ABSTRACT

We experience places primarily in states of distraction; we live in the world first

and look at it second. Our contemplative gaze falls upon buildings and cities

within a spatial world we have already silently imbibed and embodied. How to

reconcile this unreflexive embodiment of place in everyday life with the ways in

which our critical gaze turns place into discourse? For this task I want to use the

work of Pierre Bourdieu. The ‘habitus’ and the ‘field’ are two key concepts that

form threads through Bourdieu’s sociology. The habitus is a set of embodied dis-

positions towards everyday social practice; divisions of space and time, of objects

and actions, of gender and status.
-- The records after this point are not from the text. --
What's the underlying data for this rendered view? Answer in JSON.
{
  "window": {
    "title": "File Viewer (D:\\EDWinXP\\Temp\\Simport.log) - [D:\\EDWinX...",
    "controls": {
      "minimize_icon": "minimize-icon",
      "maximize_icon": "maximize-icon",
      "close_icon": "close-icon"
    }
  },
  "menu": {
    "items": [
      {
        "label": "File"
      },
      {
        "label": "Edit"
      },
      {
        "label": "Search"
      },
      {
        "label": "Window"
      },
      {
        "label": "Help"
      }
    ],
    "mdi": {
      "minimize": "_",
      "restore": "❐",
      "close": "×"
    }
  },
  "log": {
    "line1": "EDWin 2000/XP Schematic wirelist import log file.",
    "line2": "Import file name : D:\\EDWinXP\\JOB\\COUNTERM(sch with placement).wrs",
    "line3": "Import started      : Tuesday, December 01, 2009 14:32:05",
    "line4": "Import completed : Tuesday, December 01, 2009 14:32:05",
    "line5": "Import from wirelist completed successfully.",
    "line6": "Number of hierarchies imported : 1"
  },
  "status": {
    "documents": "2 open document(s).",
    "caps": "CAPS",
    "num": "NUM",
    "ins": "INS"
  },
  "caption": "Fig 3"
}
The habitus conflates ‘habit’ and ‘habitat’ to

construct both a sense of place and the sense of one’s place in a social hierarchy

(Bourdieu 1977). The habitus is taken for granted: ‘The most successful ideo-

logical effects are those that have no words, and ask no more than complicitous

silence’ (Bourdieu 1977: 188). While the use of the term ‘ideology’ now seems

dated, the role of place as a taken-for-granted construction of everyday life

remains a key to the ways power is mediated in built form. Bourdieu’s later work

on ‘fields’ of cultural production examines overlapping fields of discourse (art,

architecture, urbanism) which are like game boards with certain forces prevailing

and resources at stake (Bourdieu 1993). The resources are forms of capital that

flow between the economic (material) and the cultural (social, symbolic). For

Bourdieu, fields of cultural production, such as architecture, are structured in a

manner which sustains the authority of those who already possess it, those with

the ‘cultural capital’ and the ‘feel for the game’ embodied in the habitus.